R^2 for Ridge Regression w/ tuning parameter of 100: 0.5925358036157629


array([-0.10593087,  0.05388664, -0.06777195,  0.48192973, -0.16346727,
        1.98200812, -0.00433025, -1.15460301,  0.24416784, -0.01437486,
       -0.87957246,  0.00845672, -0.64846291])

In [11]:
#B
LassoModel1 = Lasso(alpha = 100).fit(X_train,Y_train)
R2_2 = r2_score(Y_test,LassoModel1.predict(X_test))
print('R^2 for Ridge Regression w/ tuning parameter of 100:', R2_2)

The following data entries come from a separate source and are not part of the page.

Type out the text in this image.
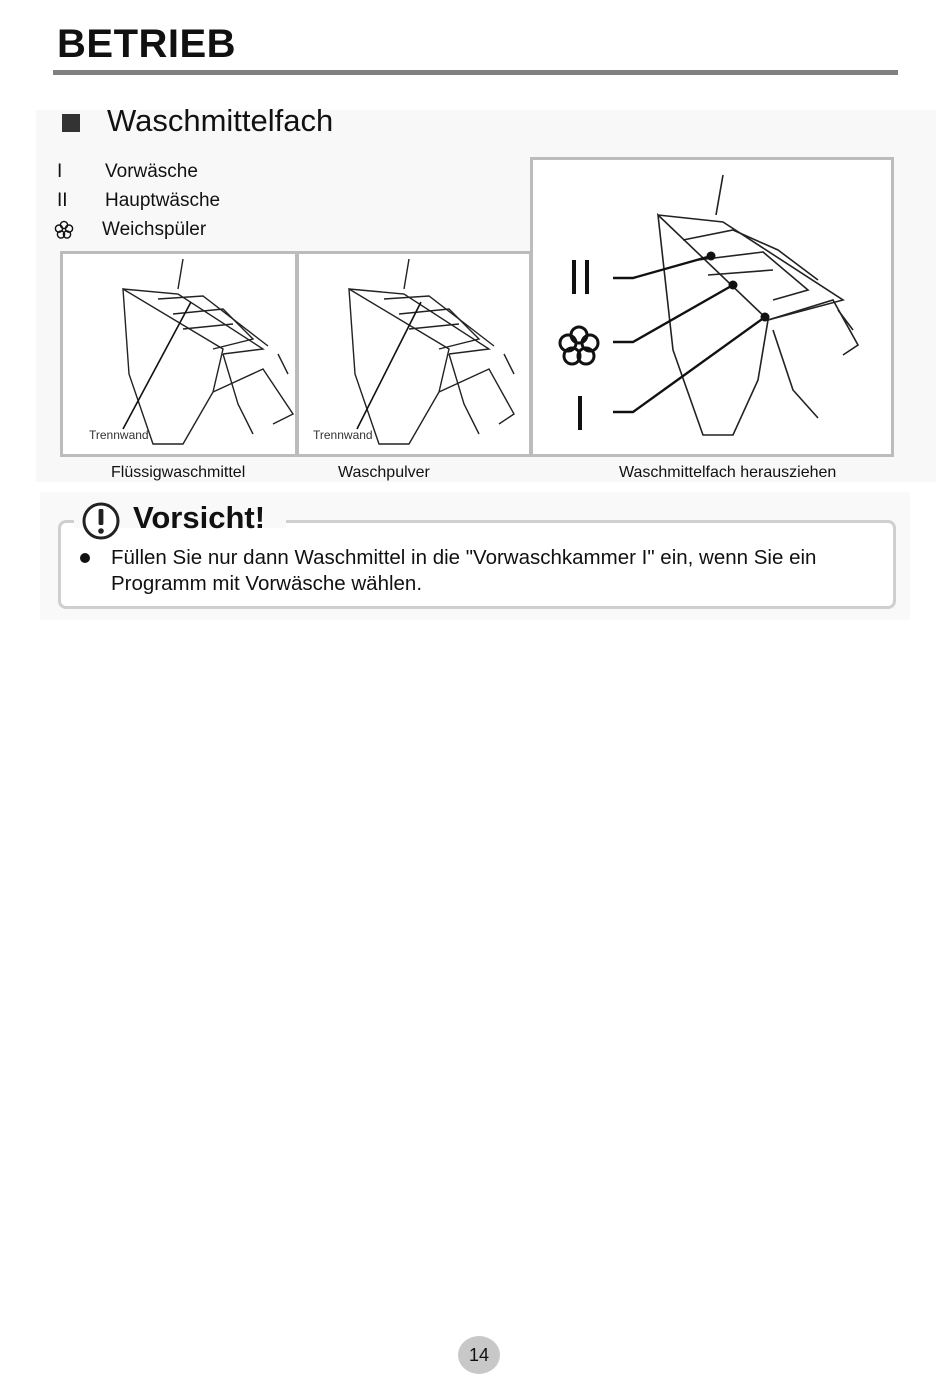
BETRIEB
Waschmittelfach
I	Vorwäsche
II	Hauptwäsche
Weichspüler
Trennwand	Trennwand
Flüssigwaschmittel	Waschpulver	Waschmittelfach herausziehen
Vorsicht!

Füllen Sie nur dann Waschmittel in die "Vorwaschkammer I" ein, wenn Sie ein Programm mit Vorwäsche wählen.

14
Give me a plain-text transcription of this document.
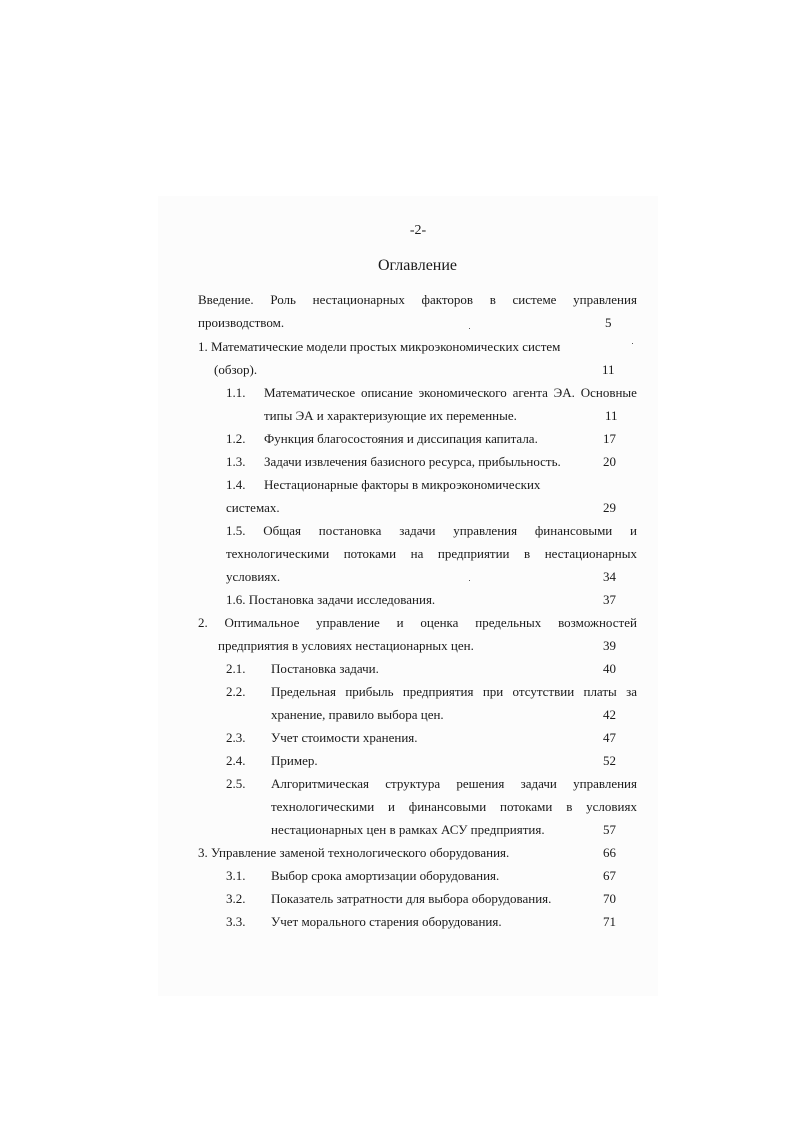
-2-
Оглавление
Введение. Роль нестационарных факторов в системе управления
производством.	5
1. Математические модели простых микроэкономических систем
(обзор).	11
1.1. Математическое описание экономического агента ЭА. Основные
типы ЭА и характеризующие их переменные.	11
1.2. Функция благосостояния и диссипация капитала.	17
1.3. Задачи извлечения базисного ресурса, прибыльность.	20
1.4. Нестационарные факторы в микроэкономических
системах.	29
1.5. Общая постановка задачи управления финансовыми и
технологическими потоками на предприятии в нестационарных
условиях.	34
1.6. Постановка задачи исследования.	37
2. Оптимальное управление и оценка предельных возможностей
предприятия в условиях нестационарных цен.	39
2.1. Постановка задачи.	40
2.2. Предельная прибыль предприятия при отсутствии платы за
хранение, правило выбора цен.	42
2.3. Учет стоимости хранения.	47
2.4. Пример.	52
2.5. Алгоритмическая структура решения задачи управления
технологическими и финансовыми потоками в условиях
нестационарных цен в рамках АСУ предприятия.	57
3. Управление заменой технологического оборудования.	66
3.1. Выбор срока амортизации оборудования.	67
3.2. Показатель затратности для выбора оборудования.	70
3.3. Учет морального старения оборудования.	71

R^2 for Ridge Regression w/ tuning parameter of 100: 0.11866916175527809


array([-0.        ,  0.        , -0.        ,  0.        , -0.        ,
        0.        , -0.        ,  0.        , -0.        , -0.02291247,
       -0.        ,  0.00482211, -0.        ])

In [8]:
#C
LassoModel2 = Lasso(alpha = 0.001).fit(X_train,Y_train)
R2_3 = r2_score(Y_test,LassoModel2.predict(X_test))
print('R^2 for Ridge Regression w/ tuning parameter of 0.001:', R2_3)

R^2 for Ridge Regression w/ tuning parameter of 0.001: 0.6350353125168686


### D) Comment on your result. In this problem, do all feature seem important in making predictions?


All features are important in terms of making prediction. In (B) we could see R_2 value drops dramatically as we forced all parameters, beta's, to be zero as implementing a large tuning parameter. Once we chose a smaller tuning parameter in (C), all features are took in account and R_2 suddenly improved.